Let's get right into breaking down the title game. As always, feel free to shoot me a comment to this blog post, or tweet at me. I'll do my best to respond to everybody.
Final Four ATS: 2-0-0
2015 Tournament ATS: 39-27-0 (59%)
2014 Tournament ATS: 40-23-4 (63%)
2013 Tournament ATS: 36-30-1 (55%)
2012 Tournament ATS: 30-35-2 (46%)
2011 Tournament ATS: 40-26-1 (61%)
2010 Tournament ATS: 35-25-3 (58%)
Wisconsin (-1) over Duke: When breaking down the Final Four I took Duke over Michigan State against the spread, but I also argued that their incredible defensive resurgence in the NCAA Tournament has been mostly a mirage due to bad opponent jump shooting. What happened against Michigan State? For the fifth straight game, Duke held an opponent to 0.9 PPP or fewer, holding Michigan State to precisely 0.90 PPP. That said, outside shooting was again the predominant reason. Michigan State shot 9-for-36 (25%) on all shots not taken at the rim. Duke wasn't much better offensively shooting the ball, hitting just 6-for-23 (26%) on such shots, the difference being that Duke was able to take a ridiculous 27 shots at the rim (20-for-27). Duke was able to get to the rim at will, not just in transition but also out of their half court offense. The fact is that Michigan State had been extremely dependent on hitting threes and having their opponents missing threes in their Final Four run, and when that outside shooting luck ran out, they got beat. So in other words, I'm still not convinced that Duke has suddenly turned into Kentucky defensively. I still believe jump shooting luck has been the dominant cause of Duke's great defensive numbers the past five games.

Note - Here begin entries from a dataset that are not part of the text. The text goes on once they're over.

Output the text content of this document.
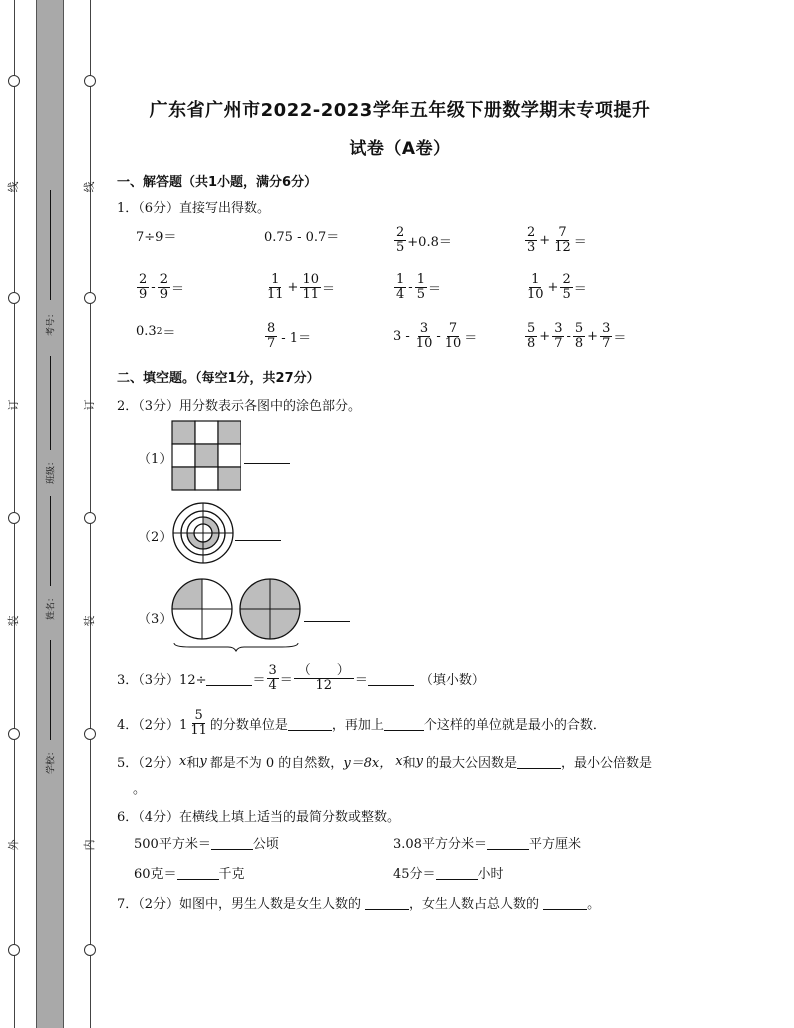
线
订
装
外
线
订
装
内
考号：
班级：
姓名：
学校：
广东省广州市2022-2023学年五年级下册数学期末专项提升
试卷（A卷）
一、解答题（共1小题，满分6分）
1．（6分）直接写出得数。
7÷9＝	0.75 - 0.7＝	$\frac{2}{5} +0.8=$	$\frac{2}{3} + \frac{7}{12}$ ＝
$\frac{2}{9} - \frac{2}{9}$ ＝	$\frac{1}{11} + \frac{10}{11}$ ＝	$\frac{1}{4} - \frac{1}{5}$ ＝	$\frac{1}{10} + \frac{2}{5}$ ＝
0.3 2 ＝	$\frac{8}{7} - 1=$	$3 - \frac{3}{10} - \frac{7}{10}$ ＝	$\frac{5}{8} + \frac{3}{7} - \frac{5}{8} + \frac{3}{7}$ ＝
二、填空题。（每空1分，共27分）
2．（3分）用分数表示各图中的涂色部分。
（1）
（2）
（3）
3．（3分）12÷	＝ $\frac{3}{4} = \frac{( )}{12}$ ＝	（填小数）
4．（2分）$1 \frac{5}{11}$ 的分数单位是	，再加上	个这样的单位就是最小的合数．
5．（2分） x 和 y 都是不为 0 的自然数， y＝8x， x 和 y 的最大公因数是	，最小公倍数是
。
6．（4分）在横线上填上适当的最简分数或整数。
500平方米＝	公顷	3.08平方分米＝	平方厘米
60克＝	千克	45分＝	小时
7．（2分）如图中，男生人数是女生人数的	，女生人数占总人数的	。
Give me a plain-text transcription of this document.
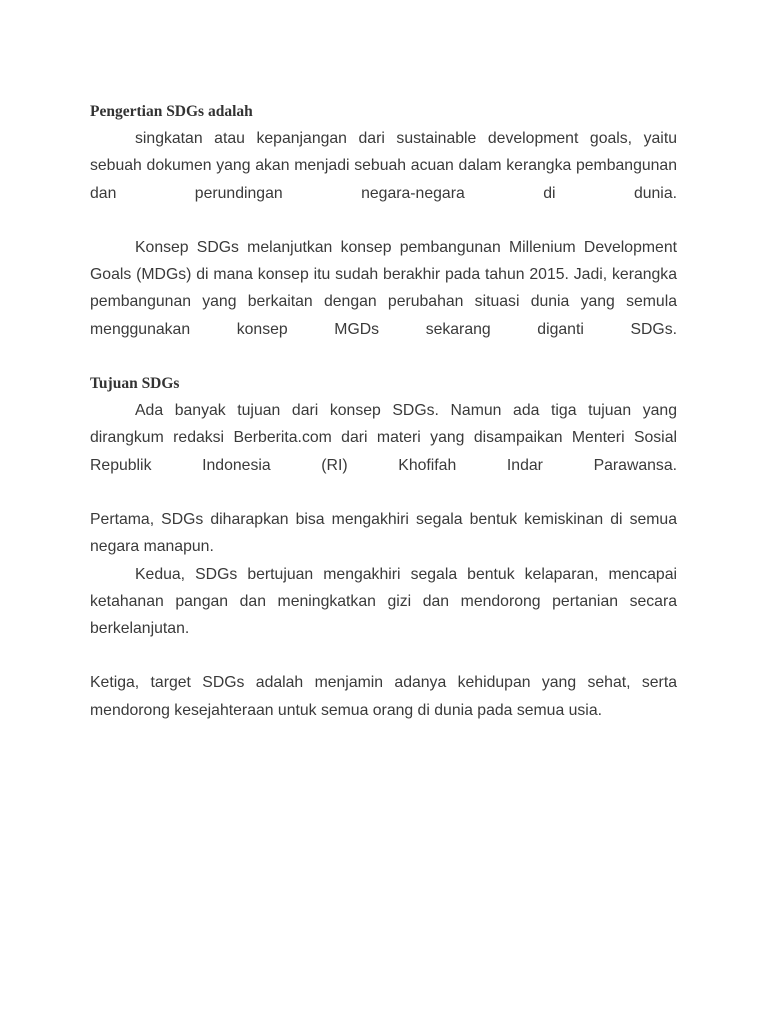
Pengertian SDGs adalah

singkatan atau kepanjangan dari sustainable development goals, yaitu sebuah dokumen yang akan menjadi sebuah acuan dalam kerangka pembangunan dan perundingan negara-negara di dunia.

Konsep SDGs melanjutkan konsep pembangunan Millenium Development Goals (MDGs) di mana konsep itu sudah berakhir pada tahun 2015. Jadi, kerangka pembangunan yang berkaitan dengan perubahan situasi dunia yang semula menggunakan konsep MGDs sekarang diganti SDGs.

Tujuan SDGs

Ada banyak tujuan dari konsep SDGs. Namun ada tiga tujuan yang dirangkum redaksi Berberita.com dari materi yang disampaikan Menteri Sosial Republik Indonesia (RI) Khofifah Indar Parawansa.

Pertama, SDGs diharapkan bisa mengakhiri segala bentuk kemiskinan di semua negara manapun.

Kedua, SDGs bertujuan mengakhiri segala bentuk kelaparan, mencapai ketahanan pangan dan meningkatkan gizi dan mendorong pertanian secara berkelanjutan.

Ketiga, target SDGs adalah menjamin adanya kehidupan yang sehat, serta mendorong kesejahteraan untuk semua orang di dunia pada semua usia.
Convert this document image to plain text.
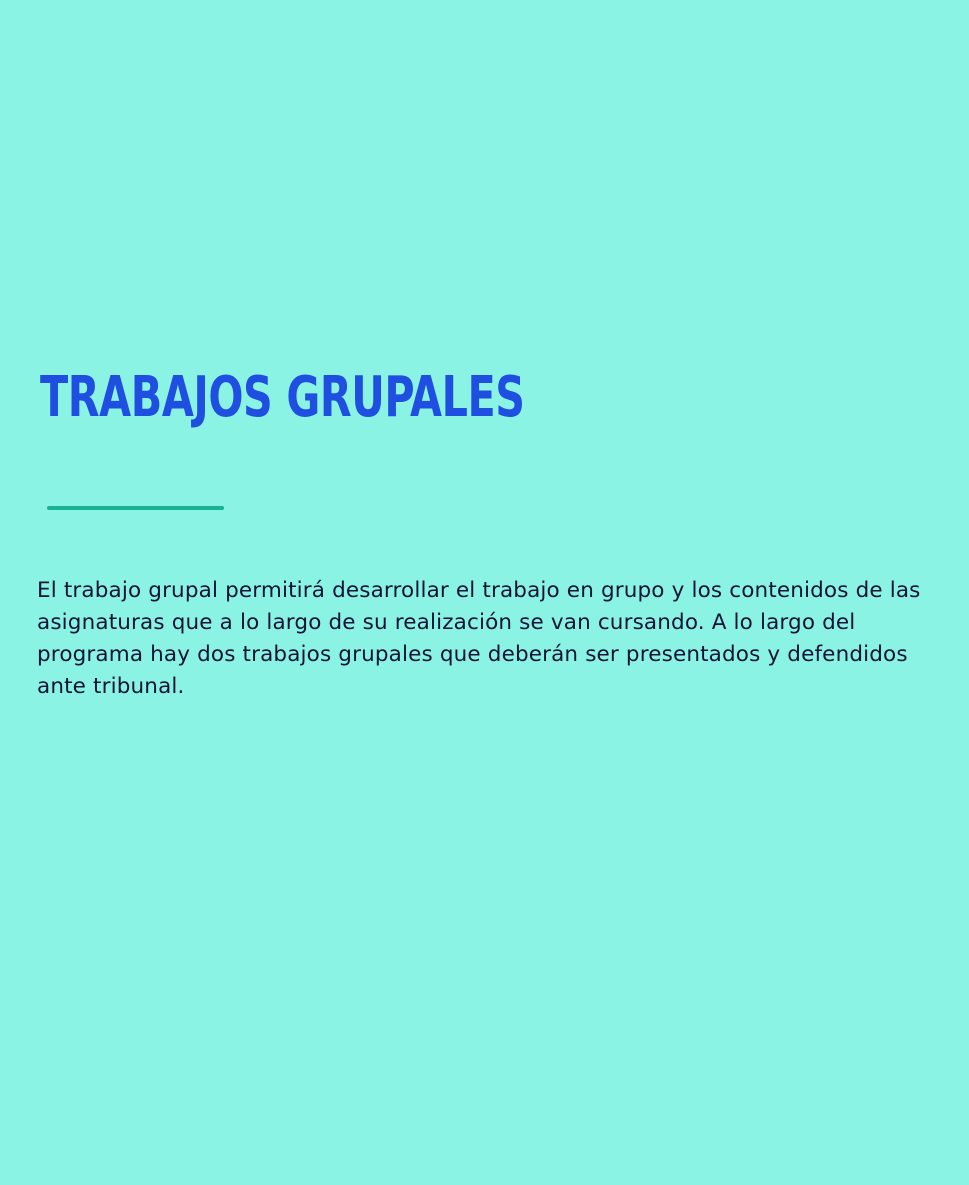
TRABAJOS GRUPALES

El trabajo grupal permitirá desarrollar el trabajo en grupo y los contenidos de las asignaturas que a lo largo de su realización se van cursando. A lo largo del programa hay dos trabajos grupales que deberán ser presentados y defendidos ante tribunal.
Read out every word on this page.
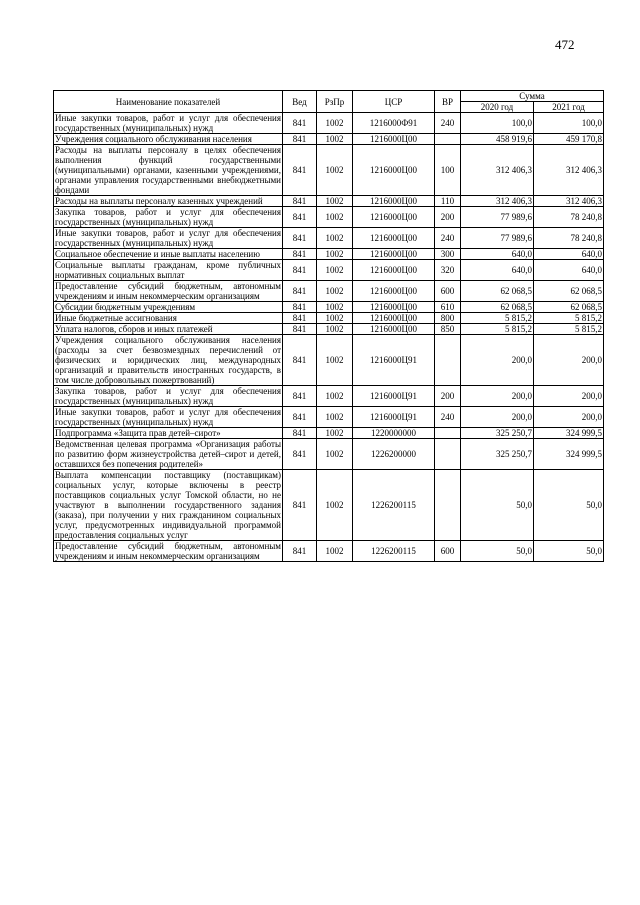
472
Наименование показателей	Вед	РзПр	ЦСР	ВР	Сумма	
					2020 год	2021 год
Иные закупки товаров, работ и услуг для обеспечения государственных (муниципальных) нужд	841	1002	1216000Ф91	240	100,0	100,0
Учреждения социального обслуживания населения	841	1002	1216000Ц00		458 919,6	459 170,8
Расходы на выплаты персоналу в целях обеспечения выполнения функций государственными (муниципальными) органами, казенными учреждениями, органами управления государственными внебюджетными фондами	841	1002	1216000Ц00	100	312 406,3	312 406,3
Расходы на выплаты персоналу казенных учреждений	841	1002	1216000Ц00	110	312 406,3	312 406,3
Закупка товаров, работ и услуг для обеспечения государственных (муниципальных) нужд	841	1002	1216000Ц00	200	77 989,6	78 240,8
Иные закупки товаров, работ и услуг для обеспечения государственных (муниципальных) нужд	841	1002	1216000Ц00	240	77 989,6	78 240,8
Социальное обеспечение и иные выплаты населению	841	1002	1216000Ц00	300	640,0	640,0
Социальные выплаты гражданам, кроме публичных нормативных социальных выплат	841	1002	1216000Ц00	320	640,0	640,0
Предоставление субсидий бюджетным, автономным учреждениям и иным некоммерческим организациям	841	1002	1216000Ц00	600	62 068,5	62 068,5
Субсидии бюджетным учреждениям	841	1002	1216000Ц00	610	62 068,5	62 068,5
Иные бюджетные ассигнования	841	1002	1216000Ц00	800	5 815,2	5 815,2
Уплата налогов, сборов и иных платежей	841	1002	1216000Ц00	850	5 815,2	5 815,2
Учреждения социального обслуживания населения (расходы за счет безвозмездных перечислений от физических и юридических лиц, международных организаций и правительств иностранных государств, в том числе добровольных пожертвований)	841	1002	1216000Ц91		200,0	200,0
Закупка товаров, работ и услуг для обеспечения государственных (муниципальных) нужд	841	1002	1216000Ц91	200	200,0	200,0
Иные закупки товаров, работ и услуг для обеспечения государственных (муниципальных) нужд	841	1002	1216000Ц91	240	200,0	200,0
Подпрограмма «Защита прав детей–сирот»	841	1002	1220000000		325 250,7	324 999,5
Ведомственная целевая программа «Организация работы по развитию форм жизнеустройства детей–сирот и детей, оставшихся без попечения родителей»	841	1002	1226200000		325 250,7	324 999,5
Выплата компенсации поставщику (поставщикам) социальных услуг, которые включены в реестр поставщиков социальных услуг Томской области, но не участвуют в выполнении государственного задания (заказа), при получении у них гражданином социальных услуг, предусмотренных индивидуальной программой предоставления социальных услуг	841	1002	1226200115		50,0	50,0
Предоставление субсидий бюджетным, автономным учреждениям и иным некоммерческим организациям	841	1002	1226200115	600	50,0	50,0
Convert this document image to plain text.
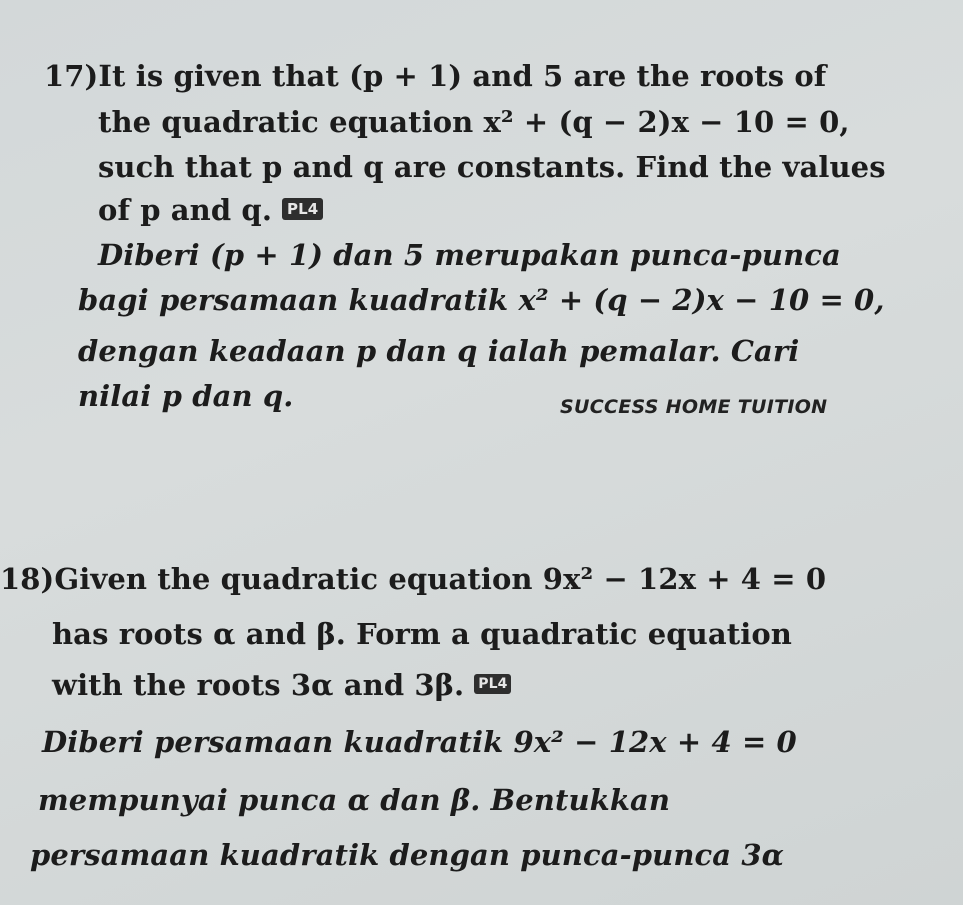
17)It is given that (p + 1) and 5 are the roots of
the quadratic equation x² + (q − 2)x − 10 = 0,
such that p and q are constants. Find the values
of p and q. PL4
Diberi (p + 1) dan 5 merupakan punca-punca
bagi persamaan kuadratik x² + (q − 2)x − 10 = 0,
dengan keadaan p dan q ialah pemalar. Cari
nilai p dan q.	SUCCESS HOME TUITION
18)Given the quadratic equation 9x² − 12x + 4 = 0
has roots α and β. Form a quadratic equation
with the roots 3α and 3β. PL4
Diberi persamaan kuadratik 9x² − 12x + 4 = 0
mempunyai punca α dan β. Bentukkan
persamaan kuadratik dengan punca-punca 3α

In addition, I don't think the Wisconsin/Duke game from earlier in the season is particularly instructive, for a number of reasons. For one thing, a narrative developed during the game that you still see everywhere which is that Duke shut down Wisconsin offensively by switching all screens and confusing them. Yet the reality is that Wisconsin's offense ran fine. They scored 1.13 PPP, which is a little below their season average, but it came with an injured, ineffective Sam Dekker (5 points in 24 minutes), and with Traevon Jackson running the offense (their offense has gotten better since Bronson Koenig took over the point). Also, Wisconsin actually was able to take more shots at the rim (22) than Duke was (17).
The reason Duke won that game at Wisconsin going away was because of jump shooting that was, to put it mildly, ridiculous. If we look just at shots taken seven feet or further from the rim, Wisconsin shot 36% while Duke shot 69%. Duke's 72.8 eFG% was the single best eFG% by any road team in the history of the Kohl Center, which opened in 1998. It was also Duke's best shooting day against a major conference team since a 76.8 eFG% against Miami on January 14th, 2007. Yet based on the season as a whole, one would expect jump shooting to be pretty even. Duke has a 39% to 37% advantage in three-point shooting for the season while Wisconsin has a 43% to 34% advantage in mid-range jump shooting.
Yet while Wisconsin should score plenty, barring terrible outside shooting, Duke poses a much more serious offensive threat than Kentucky did. For one, Jahlil Okafor is going to go right at Frank Kaminsky to try to get him in foul trouble. And if Kaminsky gets in foul trouble, Wisconsin might be forced to put Vitto Brown in to defend Okafor, which will put a significant crimp in the Badgers' offense. And while Wisconsin sagged off of Kentucky to dare them to take long jump shots (Kentucky hit them at a high rate, but the strategy was still sound from Wisconsin's perspective), Duke is a team that is happy to launch threes. Duke's guards are also quicker off the dribble than the Harrison twins, which will be a problem for Wisconsin's relatively slower backcourt to stay in front of. Duke isn't anywhere near as dependent on offensive rebounds and drawing fouls offensively as Kentucky was, which means Wisconsin's plan to give long jumpers while protecting the defensive glass and not fouling is not as ideal a strategy against Duke as it was against Kentucky.
In all, this is a fair Vegas line, and it's hard to feel too strongly either way. Obviously if there is another disparate jump shooting performance, the team that shoots better will probably end up winning. But if the jump shooting is even, I like Wisconsin's size and flexibility on offense against a Duke team that has fewer options. Anytime Jahlil Okafor or Amile Jefferson is off the floor, Wisconsin is going to have a front court mismatch, and they'll create others with screens, like they did against Kentucky. Duke was able to have a dunk+layup party against Michigan State, but Wisconsin is a much better team at preventing easy baskets. They will force Duke to hit jump shots, just as they forced Kentucky to. If Duke hits 50% of their threes then they'll likely win. But if they shoot at or around their season average, I like Wisconsin to prevail.